Quatre Fulgurognes avaient saisi Antiroc par les bras et les jambes et ils le balançaient d’avant en arrière, très haut au-dessus des toits de Périlleuse.
— A la une, à la deux, à la trois, scandaient-ils.
Les balancements prenaient de plus en plus d’amplitude.
— Et pourquoi pas ? demanda Brocando.
— C’est votre frère !
— Hmm ? Oh, bon, bon, d’accord. Posez-le, vous autres, ordonna Brocando. Allez, posez-le. Je veux pas dire lâchez-le, vous risquez de l’interpréter de travers. Je peux pas laisser mes sujets balancer ma famille par-dessus le balcon, ça ne se fait pas.
— Bien, jugea Snibril.
— Je vais m’en charger moi-même.
— Non !
Ce fut un chœur général. Tout le monde poussa un cri à l’unisson, notamment Antiroc, qui se joignit à la clameur générale avec encore plus de conviction que les autres.
— Je plaisantais, déclara Brocando (ce qui ne semblait pas être le cas). Au diable toutes ces… ces dettes envers autrui. Voilà que vous allez me faire me sentir coupable de jeter les traîtres du haut du roc, maintenant. C’est une tradition royale. Bon, d’accord. Qu’il s’en aille.
Antiroc tomba à quatre pattes.
— Tu ne peux pas me faire ça ! Ils vont me tuer !
— Tous les gens dont tu as vendu les parents aux moizes ? demanda Brocando. Miséricorde ! Evidemment, tu as la possibilité de suivre ton ami…
Il indiqua d’un geste la porte du passage secret. Antiroc parut horrifié.
— Mais Gormaliche est descendu par-là ! brailla-t-il.
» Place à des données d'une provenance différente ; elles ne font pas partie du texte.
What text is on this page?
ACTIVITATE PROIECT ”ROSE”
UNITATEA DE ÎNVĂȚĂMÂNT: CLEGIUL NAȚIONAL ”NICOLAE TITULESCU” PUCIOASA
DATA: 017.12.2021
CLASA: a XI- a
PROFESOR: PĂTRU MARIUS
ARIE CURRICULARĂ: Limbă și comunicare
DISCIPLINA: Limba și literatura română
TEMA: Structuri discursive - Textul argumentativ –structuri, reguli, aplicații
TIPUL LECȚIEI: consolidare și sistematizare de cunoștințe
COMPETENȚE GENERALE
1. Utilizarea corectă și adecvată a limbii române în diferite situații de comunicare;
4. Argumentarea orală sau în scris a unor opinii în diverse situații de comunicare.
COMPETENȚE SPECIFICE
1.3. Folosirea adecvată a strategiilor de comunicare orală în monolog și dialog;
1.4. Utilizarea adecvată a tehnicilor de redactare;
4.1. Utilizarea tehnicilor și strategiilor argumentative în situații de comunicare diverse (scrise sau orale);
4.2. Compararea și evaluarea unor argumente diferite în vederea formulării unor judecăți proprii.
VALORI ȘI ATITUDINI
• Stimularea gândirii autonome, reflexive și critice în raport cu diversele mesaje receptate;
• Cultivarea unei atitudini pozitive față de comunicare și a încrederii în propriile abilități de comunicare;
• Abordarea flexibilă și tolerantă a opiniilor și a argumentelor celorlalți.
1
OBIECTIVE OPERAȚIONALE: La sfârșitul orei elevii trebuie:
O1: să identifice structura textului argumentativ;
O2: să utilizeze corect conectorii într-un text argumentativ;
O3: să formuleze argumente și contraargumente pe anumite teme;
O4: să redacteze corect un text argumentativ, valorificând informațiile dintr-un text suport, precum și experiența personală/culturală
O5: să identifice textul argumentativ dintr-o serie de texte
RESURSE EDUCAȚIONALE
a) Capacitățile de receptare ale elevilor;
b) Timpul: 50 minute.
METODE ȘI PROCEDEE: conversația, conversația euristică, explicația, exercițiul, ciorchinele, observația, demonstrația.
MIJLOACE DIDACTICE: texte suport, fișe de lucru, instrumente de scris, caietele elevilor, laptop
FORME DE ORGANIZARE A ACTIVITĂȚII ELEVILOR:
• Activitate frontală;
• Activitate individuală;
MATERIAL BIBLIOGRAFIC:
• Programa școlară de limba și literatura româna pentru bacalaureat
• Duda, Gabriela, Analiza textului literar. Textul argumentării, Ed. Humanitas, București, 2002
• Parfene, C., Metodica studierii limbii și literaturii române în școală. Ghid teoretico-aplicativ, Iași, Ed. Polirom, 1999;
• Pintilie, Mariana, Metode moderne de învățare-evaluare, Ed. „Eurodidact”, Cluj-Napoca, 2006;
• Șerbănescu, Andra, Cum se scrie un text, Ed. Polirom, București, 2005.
— Il s’appelait comme ça ? Le nom lui va bien. Vous pourrez parler du bon vieux temps. (Il adressa un hochement de tête au quatuor qui avait failli débalconiser l’usurpateur.) S’il ne veut pas partir, donnez-lui un coup de main.
Les Fulgurognes avancèrent sur Antiroc. Le meurtre se lisait dans leurs prunelles. Il adressa un regard de supplication à Brocando, hésita un instant avant de bondir vers la porte.
Elle claqua derrière lui.
— Qu’il tue Gormaliche, ou que Gormaliche le tue, peu me chaut. Et même, qu’il trouve la sortie, s’il en est capable, soupira Brocando. Mais pour l’heure… Mettons la main sur les derniers moizes. Ils ne devraient plus se montrer trop coriaces, à mon avis.
— Qu’en ferons-nous si nous les capturons vivants, Votre Majesté ? demanda l’un des Fulgurognes.
Brocando parut las.
— A vrai dire, nous manquons de cachots, répondit-il. Il serait sans doute préférable que vous évitiez de les capturer vivants.
— On ne doit pas tuer l’ennemi quand il a déposé les armes, s’indigna Fléau.
— Vraiment ? On en apprend tous les jours. J’avais toujours pensé que c’était le moment idéal, pourtant, répondit Brocando.
Snibril, assis devant les écuries royales, regardait Roland manger sélectivement le contenu d’une musette. Les boxes conçus par les Fulgurognes pour leurs petites montures à six pattes étaient trop étroits pour le cheval, et on avait dû l’attacher dans la cour, près des chariots. Mâchonnant, il demeurait patiemment en place, ombre plus claire dans la nuit.
Le bruit des festivités qui se déroulaient dans la salle des banquets parvenait jusqu’à Snibril. En se concentrant, il arrivait tout juste à discerner la flûte-harpe de Forficule ; même parmi tous les instruments de l’orchestre fulgurogne, on reconnaissait facilement le sorcier, à sa façon d’expédier des notes dans tous les azimuts sans jamais s’approcher de la mélodie. Forficule disait toujours que certaines choses valent la peine qu’on les saccage en y mettant tout son cœur.